6100 sayılı Hukuk Muhakemeleri Kanunu'nun (6100 sayılı Kanun) 190 ıncı 369 uncu maddesinin birinci fıkrası ile 370 ve 371 inci maddeleri, 4721 sayılı Türk Medeni Kanunu'nun (4721 sayılı Kanun) 194 üncü maddesi.

3. Değerlendirme

1. Bölge adliye mahkemelerinin nihai kararlarının bozulması 6100 sayılı Kanun'un 371 inci maddesinde yer alan sebeplerden birinin varlığı hâlinde mümkündür.

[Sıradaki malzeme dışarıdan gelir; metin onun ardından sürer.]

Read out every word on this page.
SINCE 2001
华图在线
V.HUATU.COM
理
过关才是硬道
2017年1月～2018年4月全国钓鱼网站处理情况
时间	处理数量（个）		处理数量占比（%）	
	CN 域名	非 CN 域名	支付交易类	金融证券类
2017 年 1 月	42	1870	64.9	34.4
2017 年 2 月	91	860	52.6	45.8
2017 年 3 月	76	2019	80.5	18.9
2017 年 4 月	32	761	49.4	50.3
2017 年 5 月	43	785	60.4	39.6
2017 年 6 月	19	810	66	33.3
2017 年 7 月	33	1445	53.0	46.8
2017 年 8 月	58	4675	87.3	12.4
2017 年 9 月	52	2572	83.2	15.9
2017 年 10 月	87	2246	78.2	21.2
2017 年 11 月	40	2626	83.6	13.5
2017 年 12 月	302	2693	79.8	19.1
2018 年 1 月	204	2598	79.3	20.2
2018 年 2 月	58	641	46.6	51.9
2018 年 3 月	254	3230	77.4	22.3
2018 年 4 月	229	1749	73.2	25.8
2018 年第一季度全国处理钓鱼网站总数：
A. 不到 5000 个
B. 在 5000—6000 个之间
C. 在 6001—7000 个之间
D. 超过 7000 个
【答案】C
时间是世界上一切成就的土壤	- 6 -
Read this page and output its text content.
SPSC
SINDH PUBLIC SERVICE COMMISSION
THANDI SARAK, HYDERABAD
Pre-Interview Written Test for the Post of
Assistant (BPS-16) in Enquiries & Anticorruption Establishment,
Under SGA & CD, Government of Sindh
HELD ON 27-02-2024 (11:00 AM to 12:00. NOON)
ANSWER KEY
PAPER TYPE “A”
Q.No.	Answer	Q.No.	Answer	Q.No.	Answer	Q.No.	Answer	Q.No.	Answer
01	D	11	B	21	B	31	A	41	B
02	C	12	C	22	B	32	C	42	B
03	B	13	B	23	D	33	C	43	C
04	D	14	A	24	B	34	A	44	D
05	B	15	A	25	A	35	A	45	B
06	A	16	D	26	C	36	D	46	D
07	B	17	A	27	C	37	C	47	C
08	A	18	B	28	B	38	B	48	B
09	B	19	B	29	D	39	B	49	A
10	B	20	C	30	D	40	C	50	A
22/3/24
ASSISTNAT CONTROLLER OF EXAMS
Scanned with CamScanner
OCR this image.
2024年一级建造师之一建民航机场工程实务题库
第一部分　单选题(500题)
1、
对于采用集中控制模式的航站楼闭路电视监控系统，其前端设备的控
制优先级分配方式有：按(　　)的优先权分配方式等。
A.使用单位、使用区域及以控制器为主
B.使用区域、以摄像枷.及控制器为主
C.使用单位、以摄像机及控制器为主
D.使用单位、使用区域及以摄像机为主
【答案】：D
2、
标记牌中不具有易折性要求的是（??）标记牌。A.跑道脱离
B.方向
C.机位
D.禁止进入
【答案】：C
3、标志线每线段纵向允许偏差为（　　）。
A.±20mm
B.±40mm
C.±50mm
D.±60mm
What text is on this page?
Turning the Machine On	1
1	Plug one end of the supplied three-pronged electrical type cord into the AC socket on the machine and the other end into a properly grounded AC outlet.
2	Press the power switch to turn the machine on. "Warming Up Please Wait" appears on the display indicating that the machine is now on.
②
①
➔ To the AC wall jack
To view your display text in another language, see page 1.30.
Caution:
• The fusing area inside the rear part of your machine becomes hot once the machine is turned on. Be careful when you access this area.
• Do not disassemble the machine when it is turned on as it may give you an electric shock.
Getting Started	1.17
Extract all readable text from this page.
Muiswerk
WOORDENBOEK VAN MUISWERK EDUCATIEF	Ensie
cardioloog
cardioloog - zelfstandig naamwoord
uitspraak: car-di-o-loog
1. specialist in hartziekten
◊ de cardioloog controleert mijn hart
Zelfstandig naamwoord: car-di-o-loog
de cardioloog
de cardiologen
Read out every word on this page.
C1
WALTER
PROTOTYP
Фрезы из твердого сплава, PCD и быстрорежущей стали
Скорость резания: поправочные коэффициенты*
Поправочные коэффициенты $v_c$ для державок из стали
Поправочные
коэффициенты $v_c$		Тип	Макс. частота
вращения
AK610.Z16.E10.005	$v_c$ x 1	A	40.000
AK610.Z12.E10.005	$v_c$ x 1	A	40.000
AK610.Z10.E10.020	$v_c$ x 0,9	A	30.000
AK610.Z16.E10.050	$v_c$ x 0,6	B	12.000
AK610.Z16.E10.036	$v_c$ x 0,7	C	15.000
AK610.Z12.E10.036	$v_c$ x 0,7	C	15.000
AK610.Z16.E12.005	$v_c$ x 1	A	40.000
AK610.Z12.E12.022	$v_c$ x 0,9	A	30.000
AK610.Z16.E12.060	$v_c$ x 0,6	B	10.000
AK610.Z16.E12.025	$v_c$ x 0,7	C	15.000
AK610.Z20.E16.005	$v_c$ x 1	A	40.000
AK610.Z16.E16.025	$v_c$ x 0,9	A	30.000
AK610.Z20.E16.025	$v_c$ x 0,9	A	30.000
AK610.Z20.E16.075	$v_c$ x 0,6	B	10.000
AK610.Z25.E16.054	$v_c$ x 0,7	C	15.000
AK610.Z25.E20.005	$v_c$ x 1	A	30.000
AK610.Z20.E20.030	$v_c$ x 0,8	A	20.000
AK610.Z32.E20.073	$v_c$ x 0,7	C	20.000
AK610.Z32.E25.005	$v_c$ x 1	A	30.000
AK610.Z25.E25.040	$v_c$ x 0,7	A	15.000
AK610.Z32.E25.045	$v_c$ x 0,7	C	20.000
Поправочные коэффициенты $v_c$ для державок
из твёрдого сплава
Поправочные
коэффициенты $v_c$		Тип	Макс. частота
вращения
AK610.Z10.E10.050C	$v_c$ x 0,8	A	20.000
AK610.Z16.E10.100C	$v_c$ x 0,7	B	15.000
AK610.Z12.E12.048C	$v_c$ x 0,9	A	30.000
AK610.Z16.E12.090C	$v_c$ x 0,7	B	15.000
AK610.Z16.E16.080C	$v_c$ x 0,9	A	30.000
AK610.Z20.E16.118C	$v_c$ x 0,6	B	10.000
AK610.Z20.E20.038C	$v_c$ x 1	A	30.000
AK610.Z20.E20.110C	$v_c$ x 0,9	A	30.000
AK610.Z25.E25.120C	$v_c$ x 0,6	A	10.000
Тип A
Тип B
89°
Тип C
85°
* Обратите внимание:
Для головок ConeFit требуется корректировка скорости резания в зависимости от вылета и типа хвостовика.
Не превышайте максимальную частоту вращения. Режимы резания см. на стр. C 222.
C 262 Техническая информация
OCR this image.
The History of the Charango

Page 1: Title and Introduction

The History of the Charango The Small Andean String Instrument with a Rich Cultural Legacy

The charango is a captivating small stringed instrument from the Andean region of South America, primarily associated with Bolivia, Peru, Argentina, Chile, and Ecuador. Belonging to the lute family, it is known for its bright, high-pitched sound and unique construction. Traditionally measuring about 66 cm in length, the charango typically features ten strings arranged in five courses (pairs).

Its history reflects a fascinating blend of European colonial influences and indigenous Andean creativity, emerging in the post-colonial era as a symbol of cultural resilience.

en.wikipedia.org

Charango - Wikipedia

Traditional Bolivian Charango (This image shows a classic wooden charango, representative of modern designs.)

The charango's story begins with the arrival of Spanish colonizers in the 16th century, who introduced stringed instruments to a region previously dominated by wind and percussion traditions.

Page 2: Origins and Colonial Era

2.Temyizen ..., tarafların karşılıklı iddia ve savunmalarına, dayandıkları belgelere, uyuşmazlığa uygulanması gereken hukuk kuralları ile hukuki ilişkinin nitelendirilmesine, dava şartlarına, yargılama ve ispat kuralları ile kararda belirtilen gerekçelere göre usul ve kanuna uygun olup davacı vekilince ve diğer davalı ... vekilince temyiz dilekçesinde ileri sürülen nedenler kararın bozulmasını gerektirecek nitelikte görülmemiştir.

VI. KARAR

Açıklanan sebeplerle;

1. Davalı ...'ın temyiz dilekçesinin süreden REDDİNE,

2. Davacı vekilinin ve diğer davalı ... vekilinin temyiz itirazlarının incelenmesine gelince;

Temyiz olunan Bölge Adliye Mahkemesi kararının 6100 sayılı Kanun'un 370 inci maddesinin birinci fıkrası uyarınca ONANMASINA,

Aşağıda yazılı temyiz giderinin temyiz eden Gülkader ve ...'a yükletilmesine,

Peşin alınan harcın istek halinde yatıran Oğuzhan'a iadesine,

Dosyanın İlk Derece Mahkemesine, kararın bir örneğinin Bölge Adliye Mahkemesine gönderilmesine,

01.06.2023 tarihinde oy birliğiyle karar verildi.